Our standard of evidence for things way outside the realm of the plausible has to be a lot higher than mere eyewitness testimony.

Kate McKinnon, or the being of many names I have only seen on TV, would be a national treasure, were she real. Which I’m not absolutely sure of.

I wonder who would have been watching the tomb. I mean, they put his body in there probably around 8 or 9 pm on Friday night and then went to observe the first Sabbath of Passover. One should expect that there was no one at the tomb until Sunday. So we have no idea how long he was dead because no one saw him get up. The Greys could have begun surgery on him fairly quickly after everyone left and had him up and moving about even before midnight and then been on their way back to their saucer.

One of the issues is that the farther back in History you go, the harder it is to prove people exist. Kate McKinnon is easy - but pretty much anyone in the first world is easy given the amount of data we have on people and how much we try and prevent identity theft. You can prove my nineteen year old son exists - there is a birth certification, adoption paperwork filed in state court, passport information held by the State Department. Tax returns. Driver’s license. School records. Draft registration. Bank accounts. Employment records. A speeding ticket (or two). Plus a social media footprint, a few hundred living people who will say “yeah, I know him - I went to high school with him.” These are things that we know were created contemporaneously with his existence, which we know that it is difficult to fake, which are often held in official hands, across a wide variety of entities - banks, state governments, federal governments, school districts, corporations…

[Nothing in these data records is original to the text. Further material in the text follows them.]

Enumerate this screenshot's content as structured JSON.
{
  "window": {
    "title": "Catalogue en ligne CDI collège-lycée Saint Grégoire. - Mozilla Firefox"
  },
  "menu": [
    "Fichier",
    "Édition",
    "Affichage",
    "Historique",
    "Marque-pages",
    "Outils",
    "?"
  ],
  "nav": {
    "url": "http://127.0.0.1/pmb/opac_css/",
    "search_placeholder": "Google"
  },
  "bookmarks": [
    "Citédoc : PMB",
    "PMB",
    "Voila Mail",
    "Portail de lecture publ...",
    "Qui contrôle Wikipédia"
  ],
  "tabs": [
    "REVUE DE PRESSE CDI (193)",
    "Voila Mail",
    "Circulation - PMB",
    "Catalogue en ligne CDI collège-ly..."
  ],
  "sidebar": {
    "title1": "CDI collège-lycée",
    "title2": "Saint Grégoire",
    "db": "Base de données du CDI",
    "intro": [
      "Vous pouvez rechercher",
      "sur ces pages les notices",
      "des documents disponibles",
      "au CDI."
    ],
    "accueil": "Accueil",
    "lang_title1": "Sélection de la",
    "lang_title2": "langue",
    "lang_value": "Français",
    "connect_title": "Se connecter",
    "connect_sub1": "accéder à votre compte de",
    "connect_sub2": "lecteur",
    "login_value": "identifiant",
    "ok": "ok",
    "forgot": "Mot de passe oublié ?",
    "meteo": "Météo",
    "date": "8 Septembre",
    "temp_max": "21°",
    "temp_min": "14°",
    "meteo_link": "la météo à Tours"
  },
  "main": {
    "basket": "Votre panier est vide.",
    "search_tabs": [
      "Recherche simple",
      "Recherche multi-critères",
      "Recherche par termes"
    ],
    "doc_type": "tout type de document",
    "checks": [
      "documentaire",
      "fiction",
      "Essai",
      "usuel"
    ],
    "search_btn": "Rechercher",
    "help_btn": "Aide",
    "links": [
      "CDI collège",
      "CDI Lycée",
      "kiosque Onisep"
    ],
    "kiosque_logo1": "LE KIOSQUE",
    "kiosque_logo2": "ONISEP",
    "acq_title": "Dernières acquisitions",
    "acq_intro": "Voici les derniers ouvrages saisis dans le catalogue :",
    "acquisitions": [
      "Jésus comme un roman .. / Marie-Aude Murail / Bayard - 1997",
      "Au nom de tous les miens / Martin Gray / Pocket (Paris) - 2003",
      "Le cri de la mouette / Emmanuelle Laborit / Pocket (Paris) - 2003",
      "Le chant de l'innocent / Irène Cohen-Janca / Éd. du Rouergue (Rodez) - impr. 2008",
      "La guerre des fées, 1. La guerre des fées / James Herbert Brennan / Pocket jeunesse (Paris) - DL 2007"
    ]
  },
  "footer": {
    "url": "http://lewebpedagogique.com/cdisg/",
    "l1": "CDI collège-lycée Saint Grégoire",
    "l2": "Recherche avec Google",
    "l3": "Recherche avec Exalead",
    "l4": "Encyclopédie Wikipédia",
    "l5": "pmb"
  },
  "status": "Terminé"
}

My great great grandmother it is far harder to prove she ever existed. She is a name in a Bible. There is a death certificate, but no birth certificate. There is a gravestone, and a parish marriage record - but no marriage license - it wasn’t needed back then. She never did anything of importance to show up in a contemporary newspaper. She was born on the Minnesota Prairie - and her parents were German immigrants - but we think they came in through Canada - not Ellis Island (Minnesota is full of “illegal” immigrants who landed in Canada and made there way here through Saskatchewan a hundred plus years ago - it was easier to get here that way).

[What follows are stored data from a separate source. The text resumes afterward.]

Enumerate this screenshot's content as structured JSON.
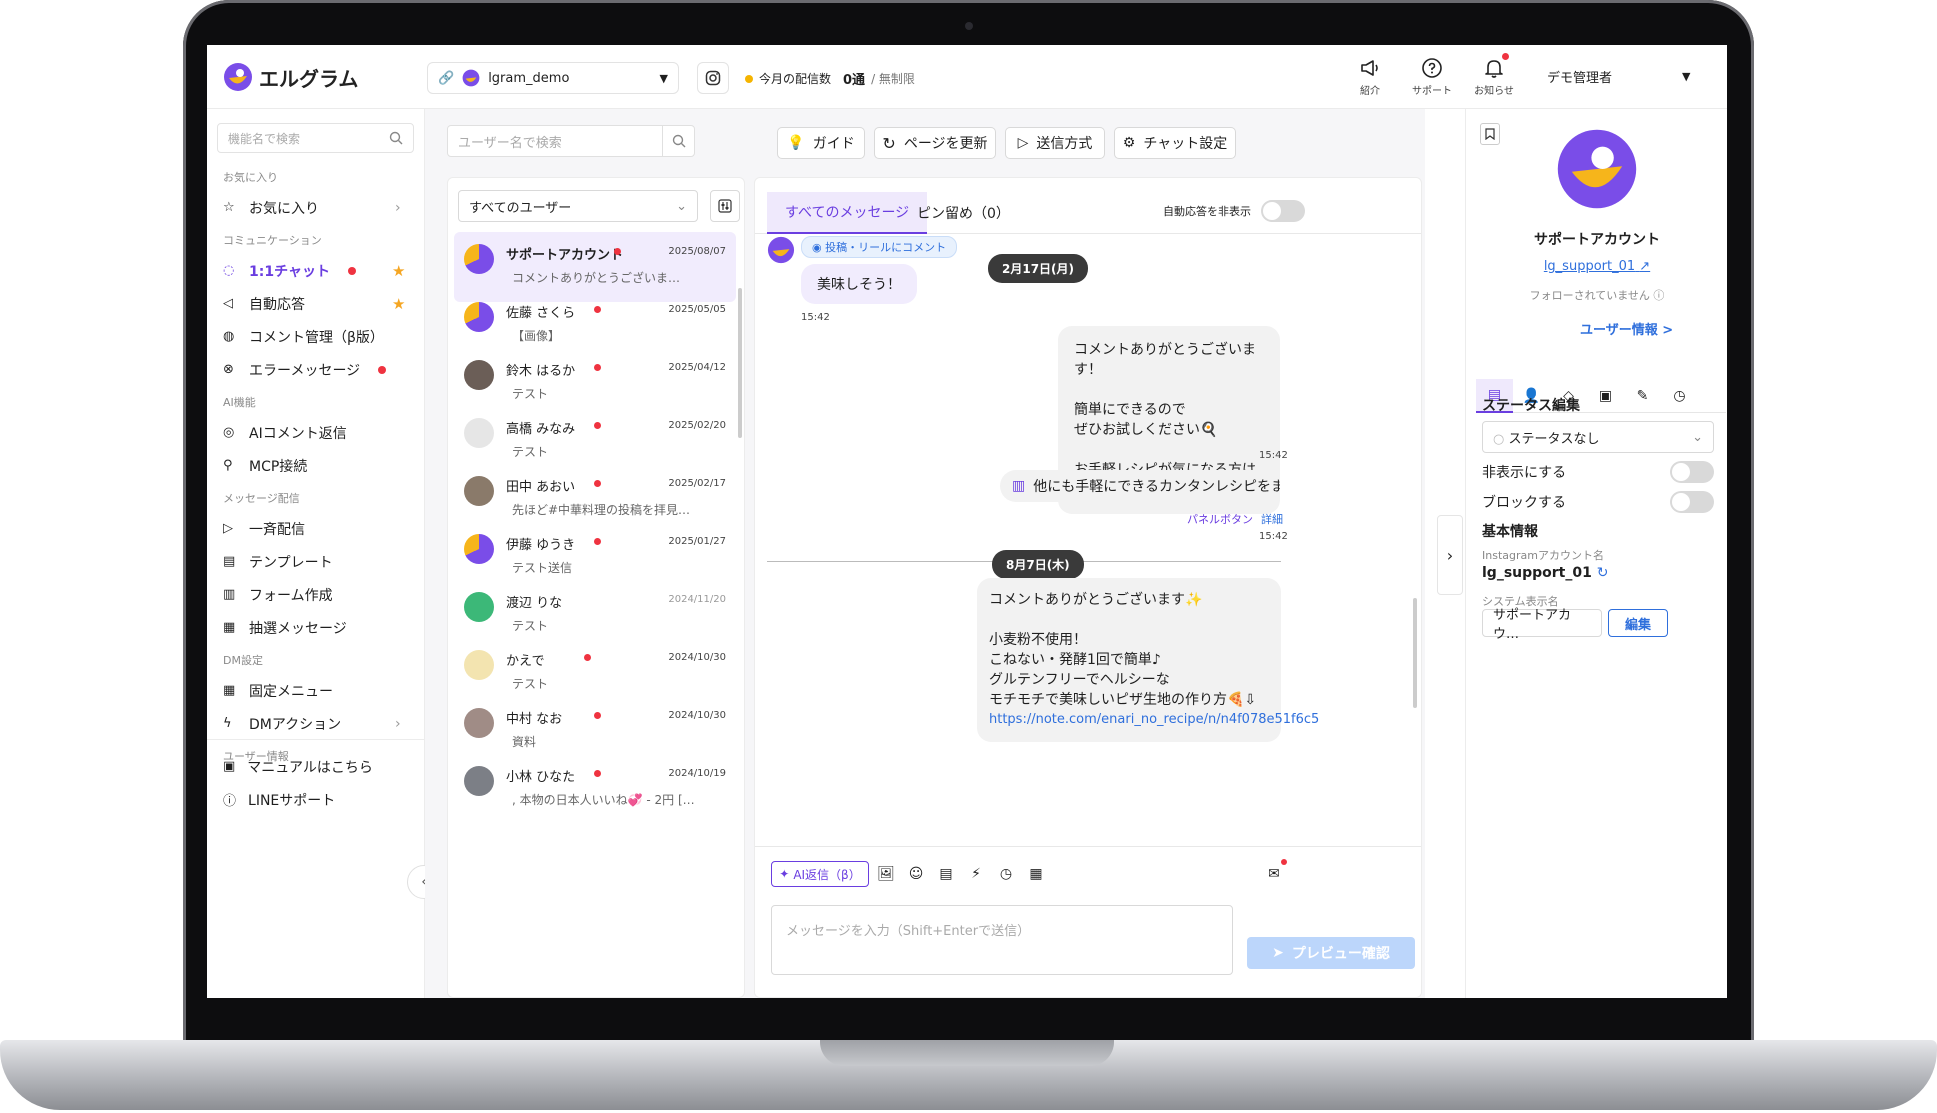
{
  "app": {
    "logo_text": "エルグラム"
  },
  "header": {
    "account_name": "lgram_demo",
    "quota_label": "今月の配信数",
    "quota_value": "0通",
    "quota_limit": "/ 無制限",
    "icons": [
      {
        "icon": "megaphone-icon",
        "label": "紹介"
      },
      {
        "icon": "help-circle-icon",
        "label": "サポート"
      },
      {
        "icon": "bell-icon",
        "label": "お知らせ"
      }
    ],
    "admin_name": "デモ管理者"
  },
  "sidebar": {
    "search_placeholder": "機能名で検索",
    "sections": [
      {
        "title": "お気に入り",
        "items": [
          {
            "label": "お気に入り",
            "icon": "star-outline-icon",
            "chevron": true
          }
        ]
      },
      {
        "title": "コミュニケーション",
        "items": [
          {
            "label": "1:1チャット",
            "icon": "chat-icon",
            "active": true,
            "dot": true,
            "star": true
          },
          {
            "label": "自動応答",
            "icon": "megaphone-icon",
            "star": true
          },
          {
            "label": "コメント管理（β版）",
            "icon": "comment-icon"
          },
          {
            "label": "エラーメッセージ",
            "icon": "error-icon",
            "dot": true
          }
        ]
      },
      {
        "title": "AI機能",
        "items": [
          {
            "label": "AIコメント返信",
            "icon": "ai-comment-icon"
          },
          {
            "label": "MCP接続",
            "icon": "plug-icon"
          }
        ]
      },
      {
        "title": "メッセージ配信",
        "items": [
          {
            "label": "一斉配信",
            "icon": "send-icon"
          },
          {
            "label": "テンプレート",
            "icon": "template-icon"
          },
          {
            "label": "フォーム作成",
            "icon": "form-icon"
          },
          {
            "label": "抽選メッセージ",
            "icon": "gift-icon"
          }
        ]
      },
      {
        "title": "DM設定",
        "items": [
          {
            "label": "固定メニュー",
            "icon": "grid-icon"
          },
          {
            "label": "DMアクション",
            "icon": "bolt-icon",
            "chevron": true
          }
        ]
      },
      {
        "title": "ユーザー情報",
        "items": []
      }
    ],
    "footer": [
      {
        "label": "マニュアルはこちら",
        "icon": "book-icon"
      },
      {
        "label": "LINEサポート",
        "icon": "help-circle-icon"
      }
    ]
  },
  "toolbar": {
    "user_search_placeholder": "ユーザー名で検索",
    "buttons": [
      {
        "label": "ガイド",
        "icon": "lightbulb-icon"
      },
      {
        "label": "ページを更新",
        "icon": "refresh-icon"
      },
      {
        "label": "送信方式",
        "icon": "send-icon"
      },
      {
        "label": "チャット設定",
        "icon": "gear-icon"
      }
    ]
  },
  "conversations": {
    "filter_value": "すべてのユーザー",
    "items": [
      {
        "name": "サポートアカウント",
        "date": "2025/08/07",
        "preview": "コメントありがとうございま…",
        "unread": true,
        "selected": true,
        "avatar": "brand",
        "date_gray": false
      },
      {
        "name": "佐藤 さくら",
        "date": "2025/05/05",
        "preview": "【画像】",
        "unread": true,
        "avatar": "brand",
        "date_gray": false
      },
      {
        "name": "鈴木 はるか",
        "date": "2025/04/12",
        "preview": "テスト",
        "unread": true,
        "avatar": "photo1",
        "date_gray": false
      },
      {
        "name": "高橋 みなみ",
        "date": "2025/02/20",
        "preview": "テスト",
        "unread": true,
        "avatar": "placeholder",
        "date_gray": false
      },
      {
        "name": "田中 あおい",
        "date": "2025/02/17",
        "preview": "先ほど#中華料理の投稿を拝見…",
        "unread": true,
        "avatar": "photo2",
        "date_gray": false
      },
      {
        "name": "伊藤 ゆうき",
        "date": "2025/01/27",
        "preview": "テスト送信",
        "unread": true,
        "avatar": "brand",
        "date_gray": false
      },
      {
        "name": "渡辺 りな",
        "date": "2024/11/20",
        "preview": "テスト",
        "unread": false,
        "avatar": "green",
        "date_gray": true
      },
      {
        "name": "かえで",
        "date": "2024/10/30",
        "preview": "テスト",
        "unread": true,
        "avatar": "illust",
        "date_gray": false
      },
      {
        "name": "中村 なお",
        "date": "2024/10/30",
        "preview": "資料",
        "unread": true,
        "avatar": "photo3",
        "date_gray": false
      },
      {
        "name": "小林 ひなた",
        "date": "2024/10/19",
        "preview": ", 本物の日本人いいね💞 - 2円 […",
        "unread": true,
        "avatar": "photo4",
        "date_gray": false
      }
    ]
  },
  "chat": {
    "tab_all": "すべてのメッセージ",
    "tab_pinned": "ピン留め（0）",
    "hide_auto_label": "自動応答を非表示",
    "comment_badge": "投稿・リールにコメント",
    "date1": "2月17日(月)",
    "incoming_text": "美味しそう！",
    "incoming_time": "15:42",
    "reply1": "コメントありがとうございます！\n\n簡単にできるので\nぜひお試しください🍳\n\nお手軽レシピが気になる方はこちら↓",
    "reply1_time": "15:42",
    "panel_text": "他にも手軽にできるカンタンレシピをまと…",
    "panel_button_label": "パネルボタン",
    "panel_detail": "詳細",
    "panel_time": "15:42",
    "date2": "8月7日(木)",
    "reply2": "コメントありがとうございます✨\n\n小麦粉不使用！\nこねない・発酵1回で簡単♪\nグルテンフリーでヘルシーな\nモチモチで美味しいピザ生地の作り方🍕⇩",
    "reply2_link": "https://note.com/enari_no_recipe/n/n4f078e51f6c5",
    "ai_button": "AI返信（β）",
    "input_placeholder": "メッセージを入力（Shift+Enterで送信）",
    "preview_button": "プレビュー確認"
  },
  "profile": {
    "name": "サポートアカウント",
    "handle": "lg_support_01",
    "follow_status": "フォローされていません",
    "user_info_link": "ユーザー情報 >",
    "status_heading": "ステータス編集",
    "status_value": "ステータスなし",
    "hide_label": "非表示にする",
    "block_label": "ブロックする",
    "basic_heading": "基本情報",
    "ig_name_label": "Instagramアカウント名",
    "ig_name_value": "lg_support_01",
    "system_name_label": "システム表示名",
    "system_name_value": "サポートアカウ…",
    "edit_button": "編集"
  },
  "colors": {
    "accent": "#6a3ee0",
    "unread": "#ef3340",
    "link": "#2f6fdc",
    "brand_yellow": "#f6b51b"
  }
}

The farther back you go, the harder it is to figure out who was real. Robin Hood, anyone? ( IMHO, probably based on several people - i.e. not real and yet more real than just myth). And then get into the specifics facts of their lives - it gets really hard. To make it worse, Historians pre-19th century (and frankly into the 19th century), often just made shit up to fill in the gaps - and ancient historians were particularly egregious - mixing history, hearsay and myth. It can be hard to tell with contemporary accounts what was known fact and what unsubstantiated gossip they recorded. We don’t know how or when the Princes in the Tower died - and one of them was king of England - we have contemporary unsubstantiated gossip that gives us quite a few ideas, but some of it conflicts.